Abstract 12466: Suppression of Inflammatory Activity in Vascular Endothelial Cells Reduces EndMT in Response to Oscillatory Shear Stress

Abstract

Background: The incidence of pro-atherogenic lesions is greater in the branching regions of artery compared to non-branching regions. Disturbed blood flow in the atheroprone regions exerts oscillatory shear stress (OSS) to the vascular wall, particularly endothelial cells (ECs), and OSS is a risk factor for the development of pro-atherogenic lesions. This study aims to assess the impact of OSS on phenotypic transition in artery ECs. Methods and Results: Immunofluorescence staining and image quantification revealed that inflammatory activity and endothelial-to-mesenchymal transition (EndMT) are greater in mouse aortic arch than in the descending thoracic aorta. Inflammatory biomarker ICAM-1 is colocalized with the EndMT biomarker, vimentin and α-smooth muscle actin, in ECs of the aorta arch. As cells in aortic arch sustain OSS, we tested the hypothesis that OSS induces EndMT in artery ECs by a pro-inflammatory mechanism, using a three-dimensional microengineered human artery-on-a-chip system. Human coronary artery ECs were cultured on the surface of a collagen I-coated membrane and subjected to OSS. Single-cell RNA sequencing analysis revealed that inflammatory and EndMT-related genes were enriched in ECs after being exposed to OSS for 24 h. OSS-induced inflammatory response and EndMT were confirmed by immunoblotting and immunofluorescence staining.
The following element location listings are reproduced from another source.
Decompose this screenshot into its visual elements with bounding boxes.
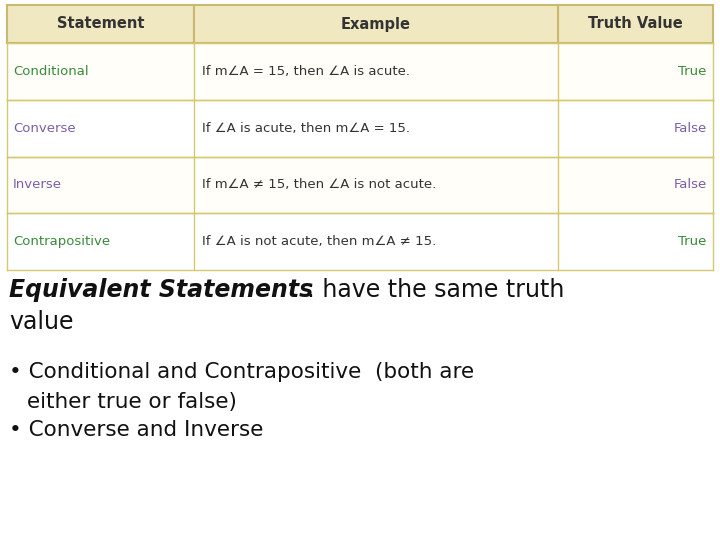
Text: value: value xyxy=(9,310,73,334)
Text: Conditional: Conditional xyxy=(13,65,89,78)
Text: Converse: Converse xyxy=(13,122,76,134)
Polygon shape xyxy=(194,5,557,43)
Polygon shape xyxy=(7,213,194,270)
Polygon shape xyxy=(194,43,557,100)
Text: If ∠A is not acute, then m∠A ≠ 15.: If ∠A is not acute, then m∠A ≠ 15. xyxy=(202,235,436,248)
Polygon shape xyxy=(557,157,713,213)
Text: • Conditional and Contrapositive  (both are: • Conditional and Contrapositive (both a… xyxy=(9,362,474,382)
Polygon shape xyxy=(194,213,557,270)
Text: • Converse and Inverse: • Converse and Inverse xyxy=(9,420,264,440)
Text: If m∠A = 15, then ∠A is acute.: If m∠A = 15, then ∠A is acute. xyxy=(202,65,410,78)
Polygon shape xyxy=(194,157,557,213)
Text: Equivalent Statements: Equivalent Statements xyxy=(9,278,313,302)
Polygon shape xyxy=(7,100,194,157)
Polygon shape xyxy=(7,43,194,100)
Text: If m∠A ≠ 15, then ∠A is not acute.: If m∠A ≠ 15, then ∠A is not acute. xyxy=(202,178,436,191)
Text: Truth Value: Truth Value xyxy=(588,17,683,31)
Text: Inverse: Inverse xyxy=(13,178,62,191)
Text: Example: Example xyxy=(341,17,411,31)
Text: Statement: Statement xyxy=(57,17,145,31)
Text: Contrapositive: Contrapositive xyxy=(13,235,110,248)
Polygon shape xyxy=(557,43,713,100)
Polygon shape xyxy=(7,157,194,213)
Polygon shape xyxy=(7,5,194,43)
Text: False: False xyxy=(673,178,707,191)
Polygon shape xyxy=(194,100,557,157)
Text: True: True xyxy=(678,235,707,248)
Polygon shape xyxy=(557,100,713,157)
Text: If ∠A is acute, then m∠A = 15.: If ∠A is acute, then m∠A = 15. xyxy=(202,122,410,134)
Text: either true or false): either true or false) xyxy=(27,392,237,412)
Polygon shape xyxy=(557,213,713,270)
Text: False: False xyxy=(673,122,707,134)
Text: : have the same truth: : have the same truth xyxy=(307,278,564,302)
Text: True: True xyxy=(678,65,707,78)
Polygon shape xyxy=(557,5,713,43)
These changes were abolished by inhibiting the p38 MAPK-NF-κB signaling pathway. Moreover, anti-inflammatory cytokine, IL-37, suppressed the inflammatory response and prevented EndMT in ECs exposed to OSS. Importantly, expression of IL-37 in mice markedly reduced the level of inflammatory biomarker and the density of cells displaying EndMT biomarkers in the endothelium of aortic arch. Conclusion: OSS induces EndMT in artery ECs through a pro-inflammatory mechanism involving the p38 MAPK-NF-κB signaling pathway and contributes to the pro-atherogenic microenvironment in regions sustaining disturbed blood flow. Anti-inflammatory cytokine IL-37 may have the therapeutic potential for suppressing endothelial phenotypic transition caused by disturbed blood flow.